Só o futuro dirá mas, pelo pronunciamento de ontem por rede
nacional de televisão, está caindo a ficha do presidente Jair Bolsonaro. Com
atraso, parece ter começado a se mover na direção do bom-senso que a realidade
está fazendo prevalecer em todo mundo, em governos populistas de direita, como
o dele e o de Trump nos Estados Unidos, e de esquerda, como o de Lopez Obrador
no México.
Pela manhã, o presidente havia dado a entender que usaria a
fala do diretor-geral da OMS Tedros Ghebreyesus para defender o fim do
isolamento horizontal, mas teve que recuar diante do desmentido formal da
Organização.
Mesmo assim, Bolsonaro sonegou frases para montar uma versão
que, para os mais desinformados, parece ser uma concordância com a sua posição.
Mas em nenhum momento ousou defender o fim do isolamento social, mesmo porque o
número de mortes e infectados entre nós começa a crescer de maneira
exponencial, e ainda nem estamos no pico da epidemia.
Cada vez mais solitário, o presidente Bolsonaro é um homem
atormentado, conforme depoimento de pessoas que estiveram com ele recentemente.
Alguns relatos falam em choros súbitos, e não seria estranho, pois há meses o
presidente, ele próprio, já declarou que chora durante a noite.
Reclama dos ministros, acha que a imprensa elogia Mandetta,
ou Moro, ou Guedes para diminuí-lo, como se ter escolhido bons ministros não
fosse uma qualidade sua. Parece sentir não estar à altura do momento. Mas,
apesar do comportamento errático que frequentemente espanta ministros e
assessores palacianos, Bolsonaro consegue manter um apoio na classe militar, na
qual desde o começo baseou seu governo.
Militares influentes, mesmo discordando de muitas atitudes,
levam em conta sua reclamação de que o Congresso e a imprensa não o deixam
trabalhar, emperram suas decisões com críticas exageradas e posições
radicalizadas, como se ele não fosse o primeiro a radicalizar.
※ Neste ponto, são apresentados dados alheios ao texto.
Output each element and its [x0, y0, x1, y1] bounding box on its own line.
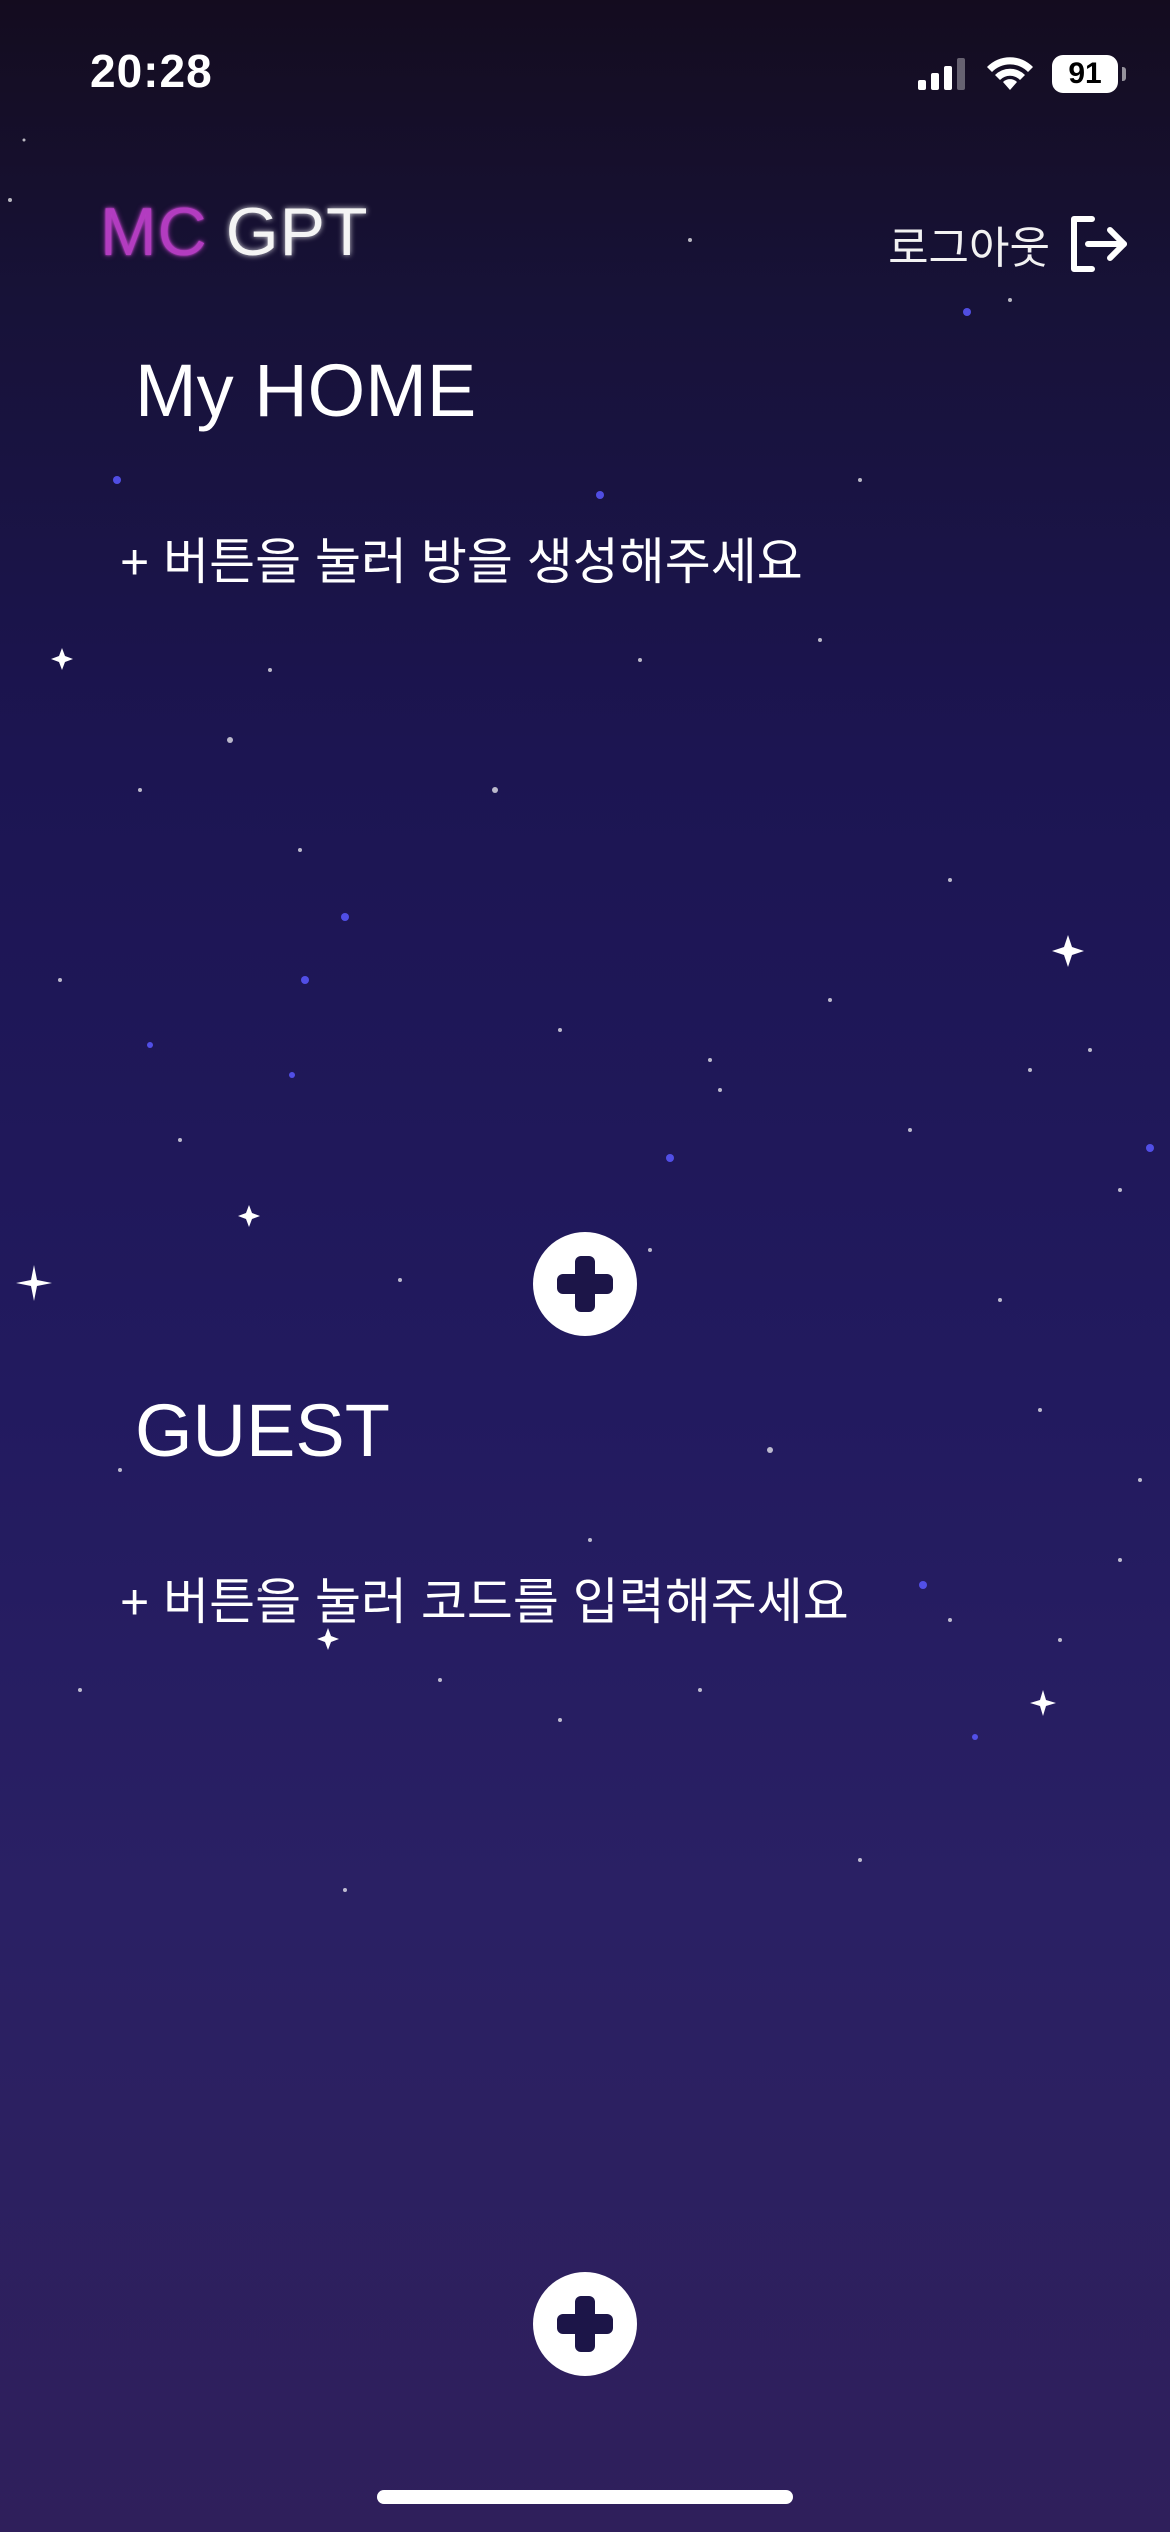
plus-icon	[557, 2296, 613, 2352]
guest-section-title: GUEST	[135, 1389, 390, 1472]
plus-icon	[557, 1256, 613, 1312]
status-time: 20:28	[90, 45, 213, 97]
logo-mc: MC	[100, 194, 208, 270]
logout-button[interactable]: 로그아웃	[888, 212, 1130, 276]
logo-gpt: GPT	[225, 194, 369, 270]
wifi-icon	[987, 57, 1033, 90]
battery-icon: 91	[1052, 55, 1126, 93]
home-indicator[interactable]	[377, 2490, 793, 2504]
enter-code-button[interactable]	[533, 2272, 637, 2376]
home-section-hint: + 버튼을 눌러 방을 생성해주세요	[120, 534, 803, 590]
status-icons: 91	[918, 52, 1126, 96]
battery-level: 91	[1068, 57, 1102, 90]
app-logo: MC GPT	[100, 193, 369, 271]
home-section-title: My HOME	[135, 349, 477, 432]
guest-section-hint: + 버튼을 눌러 코드를 입력해주세요	[120, 1574, 849, 1630]
add-room-button[interactable]	[533, 1232, 637, 1336]
signal-icon	[918, 58, 965, 90]
logout-icon	[1071, 216, 1127, 272]
logout-label: 로그아웃	[888, 224, 1050, 273]
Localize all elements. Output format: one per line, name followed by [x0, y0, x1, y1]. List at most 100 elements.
A organização de seu governo abriga cerca de mil militares
em diversos escalões, inclusive oito ministros, dentre eles os que têm gabinete
no Palácio do Planalto. Esse aparelhamento militar da máquina estatal é
consequência natural, pois Bolsonaro fez sua vida política apoiado pelas
corporações militares e por membros delas mesmo fora das três Armas, como
integrantes de empresas de segurança e milicianos que a família condecorou e
empregou.
Essa atitude faz com que os militares tenham pontos em comum
com o presidente, mesmo quando discordam das estratégias ou atitudes. Há uma
admiração pela maneira como conseguiu eleger-se deputado federal por quase trinta
anos e chegar à presidência da República com apoio popular, como se esse apoio,
coroado em 2018, tivesse o condão de resgatar a imagem dos próprios militares.
Bolsonaro faz questão de manter essa aura de vencedor, e
quando há alguma discussão mais difícil dentro do governo, ele assume a solução
alegando: “Quem tem voto aqui sou eu”. Ontem, esse homem assombrado por
fantasmas viu-se diante de uma situação inusitada, o combate ao Covid-19 que
provoca a maior crise humanitária das últimas décadas no mundo, e a data 31 de
março de 1964, que para ele e os militares em geral, especialmente os de uma
geração ainda na ativa, representa um paradigma do qual insistem em se
orgulhar, como mostra a ordem do dia anacrônica do ministro da Defesa Fernando
Azevedo e Silva.
A luta contra o comunismo num mundo em que esse sistema
político nem mesmo existe mais, é o maior elo entre os militares e Bolsonaro, e
ele se vale disso para alimentar o sentimento de lealdade. O perigo de haver
revoltas populares por falta de comida e dinheiro é uma ameaça que o presidente
vende para justificar sua insistência contra o isolamento horizontal. O
fantasma da volta de Lula e do PT, a que o próprio Bolsonaro alude volta e
meia, aliado à memória do golpe de 64, é um amálgama que os une, ainda que
completamente equivocado.
Bolsonaro usa essa lembrança para fazer política, pois lhe
convém manter essa dicotomia “eu contra ele”. Mas ele, que pela manhã havia
feito um comentário sobre o golpe militar dizendo que foi “o dia da liberdade”,
à noite não se pronunciou sobre o tema, demonstrando, talvez pela primeira vez,
que, por momentos, sabe separar o grave período por que a humanidade passa da
politicagem que ontem ainda manchava seu pronunciamento com a tentativa de
distorcer as palavras do diretor-geral da OMS.